Ta błędna identyfikacja była wynikiem znalezienia narzędzia obok dziesiątek butów i akcesoriów do sukienek oraz innych małych narzędzi i odpadów rzemieślniczych.
Jednak naukowcy ponownie zinterpretowali artefakt jako bezcielesny fallus i po dokładnym zbadaniu go nakreślili niektóre z jego najbardziej prawdopodobnych możliwych funkcji.
Rzeźbiony przedmiot, który ma 160 milimetrów długości, mógł być używany jako narzędzie seksualne, niekoniecznie do penetracji, ale bardziej prawdopodobne do stymulacji łechtaczki – napisali naukowcy. Jeśli znalezisko archeologiczne jest rzeczywiście zabawką erotyczną, według badań stanowi jedyny znany przykład „niezminiaturyzowanego” drewnianego fallusa z czasów rzymskich.

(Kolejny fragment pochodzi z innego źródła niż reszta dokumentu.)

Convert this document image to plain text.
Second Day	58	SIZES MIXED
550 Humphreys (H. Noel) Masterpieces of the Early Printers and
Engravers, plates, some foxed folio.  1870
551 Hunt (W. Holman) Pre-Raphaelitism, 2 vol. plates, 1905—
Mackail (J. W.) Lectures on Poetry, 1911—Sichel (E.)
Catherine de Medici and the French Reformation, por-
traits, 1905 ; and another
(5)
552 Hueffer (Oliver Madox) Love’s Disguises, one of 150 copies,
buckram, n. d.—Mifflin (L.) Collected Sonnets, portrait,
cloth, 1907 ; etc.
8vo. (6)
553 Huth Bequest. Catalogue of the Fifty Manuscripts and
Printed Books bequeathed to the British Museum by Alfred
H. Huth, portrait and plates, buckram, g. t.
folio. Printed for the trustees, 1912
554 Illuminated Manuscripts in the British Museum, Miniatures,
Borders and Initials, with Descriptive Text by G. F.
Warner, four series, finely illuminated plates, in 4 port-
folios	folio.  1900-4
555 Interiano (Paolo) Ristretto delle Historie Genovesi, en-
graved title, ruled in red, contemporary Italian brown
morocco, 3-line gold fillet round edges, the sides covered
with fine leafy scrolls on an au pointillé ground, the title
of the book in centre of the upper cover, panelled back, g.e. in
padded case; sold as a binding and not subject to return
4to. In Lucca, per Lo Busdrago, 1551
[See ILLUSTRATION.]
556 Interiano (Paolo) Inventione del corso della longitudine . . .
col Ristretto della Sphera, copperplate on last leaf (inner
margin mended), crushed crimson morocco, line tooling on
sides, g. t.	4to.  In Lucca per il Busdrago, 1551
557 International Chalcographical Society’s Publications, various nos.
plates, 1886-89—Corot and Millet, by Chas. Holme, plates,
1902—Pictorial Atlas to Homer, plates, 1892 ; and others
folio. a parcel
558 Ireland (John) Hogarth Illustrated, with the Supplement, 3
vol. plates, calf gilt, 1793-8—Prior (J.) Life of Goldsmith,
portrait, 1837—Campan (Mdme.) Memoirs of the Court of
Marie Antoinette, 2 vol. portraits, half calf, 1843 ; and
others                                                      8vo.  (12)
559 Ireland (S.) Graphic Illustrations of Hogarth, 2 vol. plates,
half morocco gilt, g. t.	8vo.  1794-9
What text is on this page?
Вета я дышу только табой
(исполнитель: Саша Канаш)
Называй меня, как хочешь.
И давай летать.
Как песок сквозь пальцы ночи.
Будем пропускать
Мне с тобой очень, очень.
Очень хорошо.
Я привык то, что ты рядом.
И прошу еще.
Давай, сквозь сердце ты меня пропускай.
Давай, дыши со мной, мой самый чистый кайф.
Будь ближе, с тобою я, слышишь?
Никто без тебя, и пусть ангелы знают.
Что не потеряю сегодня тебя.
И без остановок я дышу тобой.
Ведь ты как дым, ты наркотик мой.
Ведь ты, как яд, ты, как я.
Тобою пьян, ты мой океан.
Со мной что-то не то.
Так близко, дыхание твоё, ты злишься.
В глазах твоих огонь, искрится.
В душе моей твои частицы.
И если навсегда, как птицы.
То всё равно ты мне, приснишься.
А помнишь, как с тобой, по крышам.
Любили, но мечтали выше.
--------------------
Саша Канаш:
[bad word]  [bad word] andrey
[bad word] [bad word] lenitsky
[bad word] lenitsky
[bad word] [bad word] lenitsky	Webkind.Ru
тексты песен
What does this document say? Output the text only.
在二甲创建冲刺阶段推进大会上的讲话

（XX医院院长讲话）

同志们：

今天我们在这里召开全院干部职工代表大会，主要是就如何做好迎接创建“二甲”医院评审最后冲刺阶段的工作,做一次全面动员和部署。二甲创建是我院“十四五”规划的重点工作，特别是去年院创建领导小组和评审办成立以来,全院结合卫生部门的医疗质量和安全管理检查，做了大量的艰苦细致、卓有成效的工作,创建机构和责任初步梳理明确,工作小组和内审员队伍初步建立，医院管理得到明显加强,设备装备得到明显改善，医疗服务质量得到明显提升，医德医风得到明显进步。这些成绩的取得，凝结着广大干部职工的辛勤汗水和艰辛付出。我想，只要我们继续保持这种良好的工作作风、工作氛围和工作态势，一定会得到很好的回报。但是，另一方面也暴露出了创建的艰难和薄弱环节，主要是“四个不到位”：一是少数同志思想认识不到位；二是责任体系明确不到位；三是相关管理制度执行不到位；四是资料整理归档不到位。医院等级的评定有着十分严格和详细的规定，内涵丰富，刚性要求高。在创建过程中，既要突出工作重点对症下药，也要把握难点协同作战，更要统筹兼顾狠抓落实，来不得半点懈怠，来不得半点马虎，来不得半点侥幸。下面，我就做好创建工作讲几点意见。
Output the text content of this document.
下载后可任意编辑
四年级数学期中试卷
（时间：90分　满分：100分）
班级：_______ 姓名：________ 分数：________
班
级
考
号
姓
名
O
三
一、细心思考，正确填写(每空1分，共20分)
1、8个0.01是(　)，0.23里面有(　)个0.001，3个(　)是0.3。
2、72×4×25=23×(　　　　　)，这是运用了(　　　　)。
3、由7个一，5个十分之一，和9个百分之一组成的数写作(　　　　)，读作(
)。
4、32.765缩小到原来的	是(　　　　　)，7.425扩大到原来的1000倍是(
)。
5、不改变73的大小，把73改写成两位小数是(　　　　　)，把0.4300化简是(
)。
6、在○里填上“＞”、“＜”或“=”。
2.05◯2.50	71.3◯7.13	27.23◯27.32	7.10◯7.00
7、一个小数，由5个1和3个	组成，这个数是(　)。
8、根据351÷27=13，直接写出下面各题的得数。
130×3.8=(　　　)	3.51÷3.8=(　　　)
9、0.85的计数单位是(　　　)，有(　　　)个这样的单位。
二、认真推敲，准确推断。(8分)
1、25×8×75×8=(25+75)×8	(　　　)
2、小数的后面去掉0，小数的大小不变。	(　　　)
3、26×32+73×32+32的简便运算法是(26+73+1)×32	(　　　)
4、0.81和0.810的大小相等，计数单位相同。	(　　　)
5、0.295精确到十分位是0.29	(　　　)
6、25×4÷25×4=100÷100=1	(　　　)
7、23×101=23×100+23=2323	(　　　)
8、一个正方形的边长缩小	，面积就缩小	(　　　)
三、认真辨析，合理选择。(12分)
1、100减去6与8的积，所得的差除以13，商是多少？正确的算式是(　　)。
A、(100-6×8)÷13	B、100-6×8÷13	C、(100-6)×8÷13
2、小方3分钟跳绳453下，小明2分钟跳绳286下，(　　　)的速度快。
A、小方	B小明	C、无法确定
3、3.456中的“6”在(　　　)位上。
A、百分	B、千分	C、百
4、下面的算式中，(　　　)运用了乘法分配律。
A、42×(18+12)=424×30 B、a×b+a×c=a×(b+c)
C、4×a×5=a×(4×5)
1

„Nie powinniśmy być tym zaskoczeni. Wiemy ze sztuki i literatury rzymskiej, że używali tego typu zabawek erotycznych. Ale nie znaleźliśmy jeszcze żadnych przykładów archeologicznych” – powiedział współautor badań Rob Collins, starszy wykładowca archeologii na Uniwersytecie w Newcastle w Wielkiej Brytanii.